Debts, Truth and Lies in the U.S.

Richard Wolff Mar 23, 2011

Debts and lies about them are being used to push conservative agendas in Wisconisn and across the country. Lots of statistical flim-flam is flowing from the pushers of those agendas. Yet alternative progressive agendas make more sense. The flim-flam becomes clear from the Federal Reserve’s just released Flow of Funds statistics for 2010. They reveal some truths about current economic events that deserve attention. First, consider this breakdown in the total debts of the five basic sectors of the US economy:

Federal Government………………………………….    $ 9.4 trillion
Households……………………………………………     13.4 trillion
Non-financial businesses……………………………      11.1 trillion
Financial businesses…………………………………      14.2 trillion
State and Local governments………………………        2.5 trillion

In the light of these numbers, consider that conservative politicians, journalists’ headlines, and their allied academics’ pronouncements are all shouting about the need for states and cities to cut services and lay-off workers because  “we don’t have the funds” or because “we need to live within our means.” The facts above show very clearly that it is precisely state and local governments that have kept down debts better than the other four sectors of the US economy.

State and local governments deliver most of the public services that people rely upon (public schools, public health, police, fire, street maintenance, parks, and so on).  The need for those services rises in times of economic crisis such as the years since 2007. Given our high unemployment rate, it would have been doubly beneficial to hire more pubic employees to increase those services since 2007.

Instead, in our irrational economic system, we have seen state and local governments cut services and lay off pubic employees in recent years. And now in 2011 the attack on state and local services and employees is being intensified under a cloud of false claims about state and local budgets that stress their “extreme debts.” That attack is actually about furthering the twin goals of the business sector and its alliance with the conservative politicians it funds: (1) lower state and local taxes on business and (2) justify the resulting cuts in state and local services, public employees, and their unions’ collective bargaining rights on the grounds that state and local tax revenues are falling and state and local debts are too high. Wisconsin’s governor and its Republicans are mounting just this attack to pursue just these goals.

The second interesting fact  revealed by the Federal Reserve’s Flow of Funds concerns household debts. Consumers have borrowed more money in the US every year since the Federal Reserve began publishing these numbers in 1953…. until 2008. Since then, every year has seen drops in consumer debts. Creditors have been writing off bad debts and reducing the credit they will provide. Individuals have been reducing their debts and borrowing less. Meanwhile, real wages continue to stagnate partly because high unemployment continues.

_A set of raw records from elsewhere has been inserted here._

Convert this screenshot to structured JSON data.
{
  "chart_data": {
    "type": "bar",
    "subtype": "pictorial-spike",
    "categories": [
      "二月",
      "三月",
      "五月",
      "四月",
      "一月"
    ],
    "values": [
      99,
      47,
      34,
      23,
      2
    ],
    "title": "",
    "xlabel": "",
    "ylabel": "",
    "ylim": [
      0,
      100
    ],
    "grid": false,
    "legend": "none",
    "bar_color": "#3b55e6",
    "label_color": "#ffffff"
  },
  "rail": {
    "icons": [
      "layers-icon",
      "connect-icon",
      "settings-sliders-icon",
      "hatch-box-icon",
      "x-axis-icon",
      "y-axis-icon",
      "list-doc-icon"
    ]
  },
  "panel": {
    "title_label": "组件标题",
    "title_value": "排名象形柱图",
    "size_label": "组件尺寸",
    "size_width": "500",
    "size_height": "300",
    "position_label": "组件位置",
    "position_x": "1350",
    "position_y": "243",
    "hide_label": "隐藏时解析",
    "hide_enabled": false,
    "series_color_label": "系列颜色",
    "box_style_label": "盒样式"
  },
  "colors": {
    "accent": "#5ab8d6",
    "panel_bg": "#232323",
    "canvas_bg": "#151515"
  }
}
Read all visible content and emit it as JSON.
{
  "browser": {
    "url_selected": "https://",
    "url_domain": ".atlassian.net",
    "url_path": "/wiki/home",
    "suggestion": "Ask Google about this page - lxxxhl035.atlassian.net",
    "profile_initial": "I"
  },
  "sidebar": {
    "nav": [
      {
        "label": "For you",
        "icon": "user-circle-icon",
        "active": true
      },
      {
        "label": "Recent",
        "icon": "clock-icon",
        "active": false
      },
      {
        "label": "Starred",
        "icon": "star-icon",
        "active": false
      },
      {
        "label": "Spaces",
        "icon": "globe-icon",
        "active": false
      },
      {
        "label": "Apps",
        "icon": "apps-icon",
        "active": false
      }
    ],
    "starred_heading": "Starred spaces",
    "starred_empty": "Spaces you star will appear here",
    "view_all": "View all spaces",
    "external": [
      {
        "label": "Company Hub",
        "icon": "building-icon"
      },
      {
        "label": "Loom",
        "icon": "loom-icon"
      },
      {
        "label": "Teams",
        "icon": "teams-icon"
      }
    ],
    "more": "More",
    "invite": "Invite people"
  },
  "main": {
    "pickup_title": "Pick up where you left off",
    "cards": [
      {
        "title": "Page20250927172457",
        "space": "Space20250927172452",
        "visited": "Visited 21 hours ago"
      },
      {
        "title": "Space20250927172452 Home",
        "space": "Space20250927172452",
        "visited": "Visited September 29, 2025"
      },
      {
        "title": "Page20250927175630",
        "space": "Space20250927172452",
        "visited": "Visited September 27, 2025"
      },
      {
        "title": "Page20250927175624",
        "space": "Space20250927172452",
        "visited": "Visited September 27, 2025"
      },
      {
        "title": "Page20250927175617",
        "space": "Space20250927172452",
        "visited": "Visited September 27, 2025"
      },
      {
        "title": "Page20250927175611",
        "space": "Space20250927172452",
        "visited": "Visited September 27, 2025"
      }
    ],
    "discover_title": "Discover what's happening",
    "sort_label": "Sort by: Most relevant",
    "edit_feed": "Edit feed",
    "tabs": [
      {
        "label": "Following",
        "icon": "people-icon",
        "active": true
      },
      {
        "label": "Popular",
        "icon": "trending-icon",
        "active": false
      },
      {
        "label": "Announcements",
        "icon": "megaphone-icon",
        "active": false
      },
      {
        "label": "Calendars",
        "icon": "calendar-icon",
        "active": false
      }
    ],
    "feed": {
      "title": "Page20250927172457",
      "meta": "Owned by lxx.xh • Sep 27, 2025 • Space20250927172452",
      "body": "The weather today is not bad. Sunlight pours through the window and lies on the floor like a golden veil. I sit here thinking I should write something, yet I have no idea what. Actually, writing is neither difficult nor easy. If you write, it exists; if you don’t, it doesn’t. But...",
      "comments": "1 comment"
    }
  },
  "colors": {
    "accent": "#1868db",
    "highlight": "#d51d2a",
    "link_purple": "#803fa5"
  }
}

The mass markets in the US have been correspondingly contracting and that is likely to continue for quite some time. As a result, corporations everywhere are refocusing their plans and investments toward other, more profitable markets promising faster growth. That’s how profit-driven enterprises work. Thus, just as US corporations have been moving their production facilities out of the US for decades, now they are also reorienting their plans, investments, and marketing expenditures increasingly to markets outside the US. This suggests a longer and deeper decline in economic conditions in the US unless and until the US economy stops depending passively and helplessly on the profit-driven priorities of private corporations.

State and local governments could and should be working instead to offset the ongoing US economic decline as corporations move and look elsewhere for workers and customers. State and local governments could borrow and fund new local industries of a democratic sort where workers function as their own boards of directors. These enterprises could function in far greater harmony with the natural environment than profit-driven enterprises did; they could focus locally to save on the wasteful energy costs of producing far away for consumption here; they could generate far more productivity because workers’ lives would henceforth include not only their particular jobs in each enterprise but also democratic participation in the the tasks of directing, designing, and developing what would, for the first time, really be “their” enterprises. As was pioneered by the Marcora Law in Italy, instead of giving unemployment compensation to workers laid off by departing corporations, provide them with the capital to start and run democratic businesses that will employ and pay them. Such steps could become parts of a genuinely progressive agenda needed now more than ever.

Instead of shrinking in the wake of private corporations’ decisions to focus elsewhere – what the conservative agenda seeks – state and local governments might become a social force to restart such new and better kinds of enterprises, helping them to grow and serve our economy’s actual needs. Imagine a mass social movement from below that insisted on such changes in the nature of state and local governments.